Opinion: Trump’s message is exceptional fear

Donald Trump’s inaugural speech was a message of fear: Fear Isis, fear China, fear Mexicans, be afraid in both public restrooms and private bedrooms, and be afraid on city streets. Be afraid of now, and be afraid of the future. The reason to be afraid is people who are different from us and want our things; people with different languages, faiths, nationalities and skin colors. Safety comes from threat, war, torture, guns, walls, trade barriers and jails.

American exceptionalism has always been defined as a willingness — from strength — to help others for the sake of a common and greater good. It has always been directed toward a greater global connectedness, toward a shared global consciousness. Read the UN Charter, signed in San Francisco on Oct. 24, 1945. The idea is that America is willing to do what is right solely because it is right, and will not be governed by expedience. We have not always lived up to this exceptional view of ourselves, but it has been a constant vision and aspiration.

The new definition we heard in the inaugural address considers Americans exceptional as a birthright; solely because we are American. We, who are a melting pot of the rest of the world, Mr. Trump reasons, are somehow different and somehow better. But claims of nationalist or racial superiority are not new; they were the justification for anti-Semitic laws in Nazi Germany just 75 years ago. They were also the justification for Jim Crow segregationists and more recently for the murders Dylann Roof committed. And this vision of America is a vision of a mythic past that excludes many Americans.

Selfish fear is not exceptional. Every family, tribe and nation throughout history has been afraid. Every one of them has thought first of its own welfare. American exceptionalism since Dec. 7, 1941, has not been fearful or essentially selfish. American armies liberated most of North Africa, Europe and much of Asia, and in each instance immediately returned sovereign power to native people. American armies conquered Germany and Japan, at frightful cost, and again, returned sovereignty to the people of those countries and even provided aid to rebuild what the war had destroyed.

Thus, America First is the most common and ordinary of ideas — and cowardly to boot. Recently a Kansas legislator from Bonner Springs left a loaded handgun in a committee room. I’m not surprised or even mad about the mistake. People are always dropping things, losing them, leaving them behind. The significance to me is that a legislator thought it necessary to carry a handgun into the Statehouse. The only reason could be fear, and each day that fear is constantly reinforced every time the gun is seen or touched. It is reinforced for all of us by the increasing presence of guns.
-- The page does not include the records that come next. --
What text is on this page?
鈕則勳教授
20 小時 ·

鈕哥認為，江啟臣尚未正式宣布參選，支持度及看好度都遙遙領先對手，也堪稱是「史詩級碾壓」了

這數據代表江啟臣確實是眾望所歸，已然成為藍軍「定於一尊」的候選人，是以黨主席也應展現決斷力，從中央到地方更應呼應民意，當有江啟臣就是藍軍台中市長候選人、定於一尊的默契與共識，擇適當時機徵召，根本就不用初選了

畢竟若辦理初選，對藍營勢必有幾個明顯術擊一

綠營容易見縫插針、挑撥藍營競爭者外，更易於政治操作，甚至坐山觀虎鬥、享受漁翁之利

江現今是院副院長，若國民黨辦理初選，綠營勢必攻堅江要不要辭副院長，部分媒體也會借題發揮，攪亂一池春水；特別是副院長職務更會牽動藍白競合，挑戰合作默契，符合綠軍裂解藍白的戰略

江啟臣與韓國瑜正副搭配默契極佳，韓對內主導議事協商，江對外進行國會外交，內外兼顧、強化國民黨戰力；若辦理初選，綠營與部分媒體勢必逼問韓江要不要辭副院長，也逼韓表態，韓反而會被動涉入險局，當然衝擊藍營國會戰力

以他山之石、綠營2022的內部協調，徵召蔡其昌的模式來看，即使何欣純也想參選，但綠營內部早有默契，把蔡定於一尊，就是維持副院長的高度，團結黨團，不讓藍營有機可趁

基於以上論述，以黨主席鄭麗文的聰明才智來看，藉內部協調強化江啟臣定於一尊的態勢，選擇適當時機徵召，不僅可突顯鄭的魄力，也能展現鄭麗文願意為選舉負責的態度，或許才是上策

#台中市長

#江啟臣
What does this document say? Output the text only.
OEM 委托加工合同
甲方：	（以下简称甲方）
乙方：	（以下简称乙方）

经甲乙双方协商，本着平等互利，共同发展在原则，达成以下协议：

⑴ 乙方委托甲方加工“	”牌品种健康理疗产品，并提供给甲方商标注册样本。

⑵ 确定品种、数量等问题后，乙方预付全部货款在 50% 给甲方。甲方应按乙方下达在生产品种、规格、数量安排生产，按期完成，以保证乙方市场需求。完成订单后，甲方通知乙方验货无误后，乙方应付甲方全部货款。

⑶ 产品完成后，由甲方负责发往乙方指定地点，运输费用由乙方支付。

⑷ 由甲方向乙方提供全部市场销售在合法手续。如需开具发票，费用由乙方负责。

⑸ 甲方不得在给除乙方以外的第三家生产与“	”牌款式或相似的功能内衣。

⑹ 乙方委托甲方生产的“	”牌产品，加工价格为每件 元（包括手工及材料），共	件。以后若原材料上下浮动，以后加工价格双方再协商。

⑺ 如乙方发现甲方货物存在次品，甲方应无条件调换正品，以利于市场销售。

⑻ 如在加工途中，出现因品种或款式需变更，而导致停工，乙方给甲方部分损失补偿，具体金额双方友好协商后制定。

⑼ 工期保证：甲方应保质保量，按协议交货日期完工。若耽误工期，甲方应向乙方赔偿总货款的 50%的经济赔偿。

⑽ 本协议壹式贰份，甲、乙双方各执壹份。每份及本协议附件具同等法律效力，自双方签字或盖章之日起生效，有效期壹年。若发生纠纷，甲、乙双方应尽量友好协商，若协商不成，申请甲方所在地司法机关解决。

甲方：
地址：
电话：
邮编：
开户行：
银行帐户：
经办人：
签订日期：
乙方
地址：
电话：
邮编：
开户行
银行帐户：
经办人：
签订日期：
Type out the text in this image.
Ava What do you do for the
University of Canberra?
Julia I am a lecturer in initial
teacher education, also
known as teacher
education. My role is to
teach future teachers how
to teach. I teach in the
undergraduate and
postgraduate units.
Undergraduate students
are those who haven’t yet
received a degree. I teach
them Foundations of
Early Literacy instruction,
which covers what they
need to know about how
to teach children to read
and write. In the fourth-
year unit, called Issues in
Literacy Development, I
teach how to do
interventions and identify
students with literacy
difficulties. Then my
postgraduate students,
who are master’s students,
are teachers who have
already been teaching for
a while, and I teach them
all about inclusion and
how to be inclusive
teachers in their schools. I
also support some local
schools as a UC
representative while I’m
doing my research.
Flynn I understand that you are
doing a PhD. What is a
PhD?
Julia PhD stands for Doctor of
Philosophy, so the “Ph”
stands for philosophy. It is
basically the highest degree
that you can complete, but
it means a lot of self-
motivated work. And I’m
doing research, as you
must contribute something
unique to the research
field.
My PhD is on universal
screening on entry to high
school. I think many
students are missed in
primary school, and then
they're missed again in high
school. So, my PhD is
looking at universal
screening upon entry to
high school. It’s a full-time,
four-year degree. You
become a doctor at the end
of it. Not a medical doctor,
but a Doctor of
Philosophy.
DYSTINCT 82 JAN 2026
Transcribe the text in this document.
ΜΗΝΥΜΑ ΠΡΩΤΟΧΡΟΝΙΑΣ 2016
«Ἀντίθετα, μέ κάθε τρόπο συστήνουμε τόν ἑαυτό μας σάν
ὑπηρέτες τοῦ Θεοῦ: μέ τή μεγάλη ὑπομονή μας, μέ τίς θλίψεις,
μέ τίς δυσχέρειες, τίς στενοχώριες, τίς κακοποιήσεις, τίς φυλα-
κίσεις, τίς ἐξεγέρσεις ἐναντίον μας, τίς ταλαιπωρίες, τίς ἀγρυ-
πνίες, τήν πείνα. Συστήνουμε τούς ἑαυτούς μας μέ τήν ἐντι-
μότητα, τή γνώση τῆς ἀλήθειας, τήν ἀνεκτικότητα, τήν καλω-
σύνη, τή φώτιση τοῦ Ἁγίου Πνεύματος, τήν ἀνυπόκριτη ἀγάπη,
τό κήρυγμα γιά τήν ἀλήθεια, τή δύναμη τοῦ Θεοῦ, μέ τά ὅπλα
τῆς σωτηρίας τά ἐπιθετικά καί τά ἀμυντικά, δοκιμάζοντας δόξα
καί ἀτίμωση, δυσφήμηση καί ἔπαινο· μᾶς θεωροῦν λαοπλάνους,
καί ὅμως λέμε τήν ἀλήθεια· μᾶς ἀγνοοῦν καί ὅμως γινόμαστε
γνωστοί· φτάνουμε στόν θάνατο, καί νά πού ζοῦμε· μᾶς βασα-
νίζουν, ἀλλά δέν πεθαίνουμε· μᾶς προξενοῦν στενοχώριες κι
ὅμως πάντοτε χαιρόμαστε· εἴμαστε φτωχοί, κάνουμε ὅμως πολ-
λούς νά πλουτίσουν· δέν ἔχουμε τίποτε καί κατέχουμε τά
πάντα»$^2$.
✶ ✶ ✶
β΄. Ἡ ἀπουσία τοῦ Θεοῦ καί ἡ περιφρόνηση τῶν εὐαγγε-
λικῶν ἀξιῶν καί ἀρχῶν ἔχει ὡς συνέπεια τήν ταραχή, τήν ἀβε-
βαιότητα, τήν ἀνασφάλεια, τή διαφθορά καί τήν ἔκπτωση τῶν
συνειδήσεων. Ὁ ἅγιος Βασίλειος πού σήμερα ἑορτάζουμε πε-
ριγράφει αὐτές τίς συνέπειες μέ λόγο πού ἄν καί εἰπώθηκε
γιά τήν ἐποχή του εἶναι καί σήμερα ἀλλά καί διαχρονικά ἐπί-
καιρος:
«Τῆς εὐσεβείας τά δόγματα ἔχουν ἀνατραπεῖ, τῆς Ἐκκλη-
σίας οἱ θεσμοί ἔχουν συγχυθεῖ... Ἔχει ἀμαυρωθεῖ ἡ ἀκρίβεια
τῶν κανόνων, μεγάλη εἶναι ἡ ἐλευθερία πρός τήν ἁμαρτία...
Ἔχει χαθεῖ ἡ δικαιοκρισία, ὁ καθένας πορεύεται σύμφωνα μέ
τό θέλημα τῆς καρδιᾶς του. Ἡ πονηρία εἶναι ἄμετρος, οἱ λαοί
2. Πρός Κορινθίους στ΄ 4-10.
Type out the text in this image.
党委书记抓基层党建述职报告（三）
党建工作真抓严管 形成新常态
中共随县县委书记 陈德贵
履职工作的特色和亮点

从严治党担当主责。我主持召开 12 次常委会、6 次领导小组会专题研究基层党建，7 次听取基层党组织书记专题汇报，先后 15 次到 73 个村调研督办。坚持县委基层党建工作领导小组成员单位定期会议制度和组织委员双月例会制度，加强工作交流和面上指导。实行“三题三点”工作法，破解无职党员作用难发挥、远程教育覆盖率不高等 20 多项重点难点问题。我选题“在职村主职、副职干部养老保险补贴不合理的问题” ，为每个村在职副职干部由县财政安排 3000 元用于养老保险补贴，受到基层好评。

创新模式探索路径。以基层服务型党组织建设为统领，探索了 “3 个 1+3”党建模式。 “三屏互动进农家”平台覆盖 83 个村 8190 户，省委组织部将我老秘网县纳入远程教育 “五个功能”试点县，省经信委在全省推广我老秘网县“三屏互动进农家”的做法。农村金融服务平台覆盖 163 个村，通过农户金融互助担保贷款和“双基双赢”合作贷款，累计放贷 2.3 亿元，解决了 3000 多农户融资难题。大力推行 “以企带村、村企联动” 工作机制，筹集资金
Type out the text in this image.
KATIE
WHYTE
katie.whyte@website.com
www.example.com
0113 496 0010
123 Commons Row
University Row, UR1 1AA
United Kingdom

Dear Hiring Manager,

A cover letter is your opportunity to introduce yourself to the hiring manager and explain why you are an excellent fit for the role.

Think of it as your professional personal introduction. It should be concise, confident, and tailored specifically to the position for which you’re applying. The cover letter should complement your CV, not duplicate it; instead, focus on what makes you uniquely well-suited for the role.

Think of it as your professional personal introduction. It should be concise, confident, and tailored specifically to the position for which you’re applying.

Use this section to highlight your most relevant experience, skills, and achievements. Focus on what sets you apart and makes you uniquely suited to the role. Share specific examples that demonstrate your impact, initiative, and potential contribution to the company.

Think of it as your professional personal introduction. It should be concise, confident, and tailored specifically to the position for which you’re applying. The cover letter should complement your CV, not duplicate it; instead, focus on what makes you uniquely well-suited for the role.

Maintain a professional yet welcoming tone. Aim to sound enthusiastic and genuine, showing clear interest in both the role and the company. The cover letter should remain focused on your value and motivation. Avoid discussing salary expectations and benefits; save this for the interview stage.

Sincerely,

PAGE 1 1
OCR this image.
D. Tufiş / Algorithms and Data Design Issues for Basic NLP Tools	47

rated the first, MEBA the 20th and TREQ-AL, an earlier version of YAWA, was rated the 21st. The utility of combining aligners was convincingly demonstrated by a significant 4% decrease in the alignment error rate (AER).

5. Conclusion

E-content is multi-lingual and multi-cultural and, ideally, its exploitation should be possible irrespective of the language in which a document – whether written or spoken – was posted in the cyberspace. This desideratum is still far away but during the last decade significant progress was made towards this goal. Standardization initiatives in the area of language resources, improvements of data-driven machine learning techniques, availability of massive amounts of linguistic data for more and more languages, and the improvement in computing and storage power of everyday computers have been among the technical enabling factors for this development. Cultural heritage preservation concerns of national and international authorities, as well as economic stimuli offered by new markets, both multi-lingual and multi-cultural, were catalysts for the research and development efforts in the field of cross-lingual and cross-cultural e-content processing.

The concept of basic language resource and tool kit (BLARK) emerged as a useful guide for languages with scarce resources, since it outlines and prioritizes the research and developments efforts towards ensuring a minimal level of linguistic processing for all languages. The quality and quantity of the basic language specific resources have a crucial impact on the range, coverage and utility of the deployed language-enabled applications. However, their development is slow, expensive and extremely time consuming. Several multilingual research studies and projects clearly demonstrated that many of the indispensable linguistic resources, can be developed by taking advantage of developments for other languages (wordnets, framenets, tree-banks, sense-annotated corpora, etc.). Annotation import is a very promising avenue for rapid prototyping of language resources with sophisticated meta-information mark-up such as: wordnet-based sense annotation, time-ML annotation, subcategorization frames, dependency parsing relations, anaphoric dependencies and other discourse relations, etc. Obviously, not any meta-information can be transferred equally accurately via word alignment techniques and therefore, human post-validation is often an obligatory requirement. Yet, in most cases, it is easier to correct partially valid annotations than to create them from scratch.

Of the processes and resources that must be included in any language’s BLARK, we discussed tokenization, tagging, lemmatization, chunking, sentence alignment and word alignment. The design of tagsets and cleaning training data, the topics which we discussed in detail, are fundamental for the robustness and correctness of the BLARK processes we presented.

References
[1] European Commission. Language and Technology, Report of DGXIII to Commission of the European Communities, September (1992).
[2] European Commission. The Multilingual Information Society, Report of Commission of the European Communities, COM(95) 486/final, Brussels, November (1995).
As unsettling as 2016 may seem, 1932 was far scarier. The Great Depression had gutted the country, and the world. People were out of work, hungry, and there was no safety net, no Social Security. Many were starving while food rotted on farms. Totalitarianism had captured Stalin’s Soviet Union, Mussolini’s Italy, Franco’s Spain, Tojo’s Japan, and was capturing Hitler’s Germany. Wars were raging in Ethiopia and Manchuria. But when Americans elected a president they elected a man who gave a very different inaugural address. In January 1933 Franklin Roosevelt’s message was of courage and faith based upon a belief in the exceptional qualities of the American Republic.

In his first inaugural address FDR said:

“First of all, let me assert my firm belief that the only thing we have to fear is fear itself — nameless, unreasoning, unjustified terror which paralyzes needed efforts to convert retreat into advance. In every dark hour of our national life a leadership of frankness and vigor has met with that understanding and support of the people themselves which is essential to victory. I am convinced that you will again give that support to leadership in these critical days.”

But I am now afraid. I am not afraid of the problems that confront us in the world, but I am afraid that the choice of the man who now leads our country proves we are no longer exceptional. His is not a leadership of frankness and understanding. The next four years will tell the tale. Our exceptionalism must now manifest itself in a vigilant resistance to the message of fear.

— William Skepnek is a longtime resident of Lawrence. He is a lawyer and taught Honors Western Civilization at the University of Kansas from 1991 to 2010.